While the title track and several other cuts on Siku (namely “Arka,” with flute maestro Esteban Valdivia, and “Voz de las Montañas,” with Colombian singer Alejandra Ortiz, who records as Minük with bandmate Marcus Berg) capture some of the traditional folk music styles of his homeland, Cruz clearly made the most of his time on the road. In São Paulo, he connected with singer-songwriter Castello Branco to write the song “Criançada”—a quietly grooving samba-style ballad that ruminates over the love between mother and child. In Lisbon, he met Portugese percussionist Marcio Pinto, who lends his infectious chops on balafon to the hot-blooded “Esu Enia,” which closes the album. And to capture the atmospherics he needed for “Arka,” Cruz recorded Valdivia in the reverberant caves of Ilaló, a dormant volcano just outside of Quito.

“I’ve always been one of those analog gear nerds,” Cruz reveals, “so my main aim is always to get high-quality, trustworthy analog equipment.

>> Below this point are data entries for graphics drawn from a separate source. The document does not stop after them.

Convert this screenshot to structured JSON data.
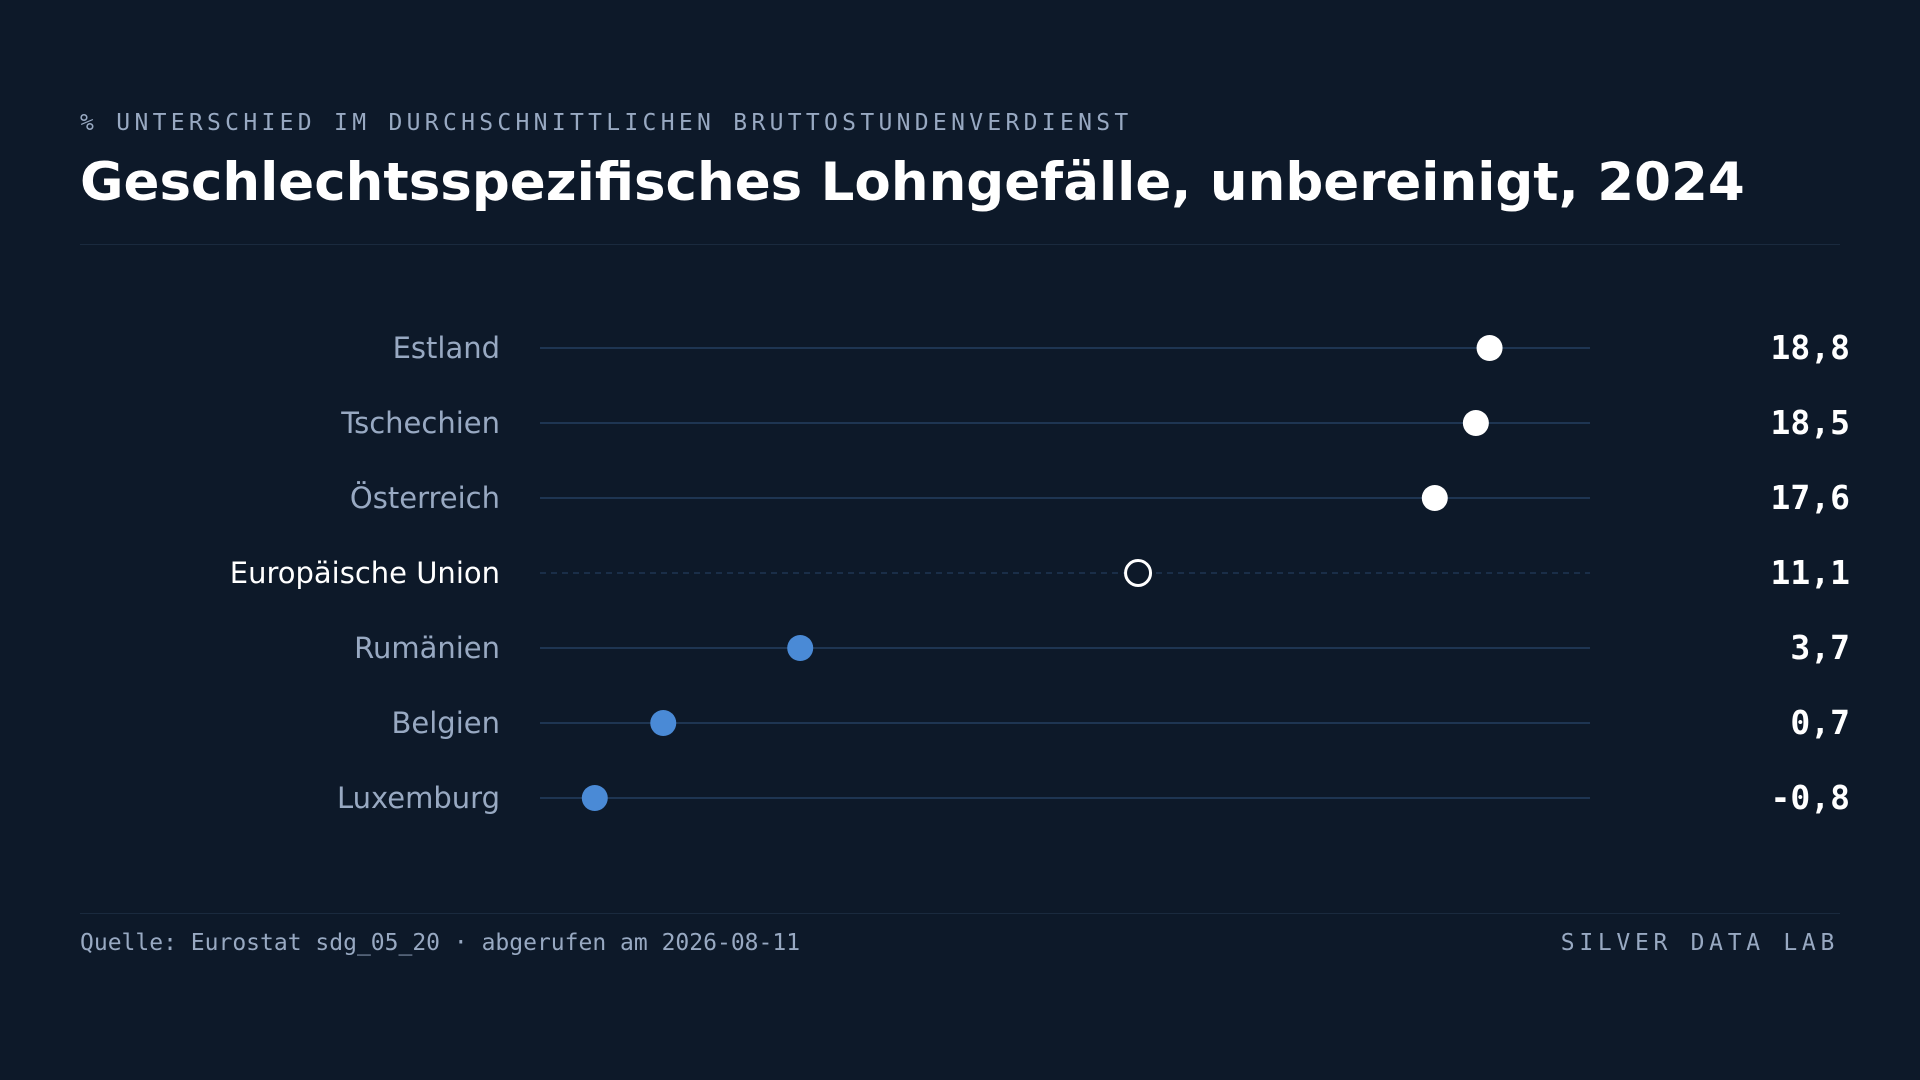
{
  "header": {
    "kicker": "% UNTERSCHIED IM DURCHSCHNITTLICHEN BRUTTOSTUNDENVERDIENST",
    "title": "Geschlechtsspezifisches Lohngefälle, unbereinigt, 2024"
  },
  "footer": {
    "source": "Quelle: Eurostat sdg_05_20 · abgerufen am 2026-08-11",
    "brand": "SILVER DATA LAB"
  },
  "colors": {
    "background": "#0d1929",
    "high_dot": "#ffffff",
    "low_dot": "#4a8ad6",
    "reference_dot_stroke": "#ffffff",
    "track": "#1e3552",
    "label": "#98a9c2",
    "label_highlight": "#ffffff",
    "value": "#ffffff"
  },
  "chart_data": {
    "type": "dot",
    "title": "Geschlechtsspezifisches Lohngefälle, unbereinigt, 2024",
    "subtitle": "% UNTERSCHIED IM DURCHSCHNITTLICHEN BRUTTOSTUNDENVERDIENST",
    "unit": "%",
    "xlim": [
      -2,
      21
    ],
    "grid": false,
    "legend": "none",
    "categories": [
      "Estland",
      "Tschechien",
      "Österreich",
      "Europäische Union",
      "Rumänien",
      "Belgien",
      "Luxemburg"
    ],
    "values": [
      18.8,
      18.5,
      17.6,
      11.1,
      3.7,
      0.7,
      -0.8
    ],
    "value_labels": [
      "18,8",
      "18,5",
      "17,6",
      "11,1",
      "3,7",
      "0,7",
      "-0,8"
    ],
    "groups": [
      "high",
      "high",
      "high",
      "reference",
      "low",
      "low",
      "low"
    ]
  }
}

I like to be very expressive with sound, so even if I’m doing the recording, I try to get the most out of an acoustic environment. I try to keep the signal quiet and make it feel loyal [to the performance]. And sometimes, when I work with musicians like Pablo Vicencio, who plays the percussion on the song called ‘Obsidiana,’ even if they’re human, I program them [Laughs]. That might be a crazy thing to say, but that achieves the electronic sound, you know? It’s programming a person the way you’d program a rhythm machine.”

Cruz is an acknowledged wizard in the studio and an in-demand DJ and remix specialist, largely because his talent for merging acoustic sounds with organic-sounding beats comes as second nature. “Obsidiana” is the real head-turner on Siku; it starts with a tribal conga-and-shaker rhythm, gradually picking up more drums and percussion until, out of the ether, a sitar eases into the mix. The instrument guides the song into otherworldly textures and colors (some of them manipulated electronically) that suggest a distant dreamtime of magical realism right out of a Borges poem or a García Márquez novel. Conceptually, it circles back to the “higher plateau” that Cruz is always striving for as a producer.

“I don’t find that to be easy, to be honest,” he says. “That ‘mantric’ trance state feels great when you get there, and I guess that’s why it’s so hard to reach.” More often than not, Cruz has found that electronic processes are a big part of the equation, whether he’s treating a sitar or a human voice but, again, he stresses that collaboration is the glue that holds it together. “That’s the thing about Siku,” he continues. “It’s colloquial. It’s songs made with other musicians because of a real connection. I’ve been friends with some of them for a long time, but we have a really nice connection through the music. That’s why the songs came out the way they did.”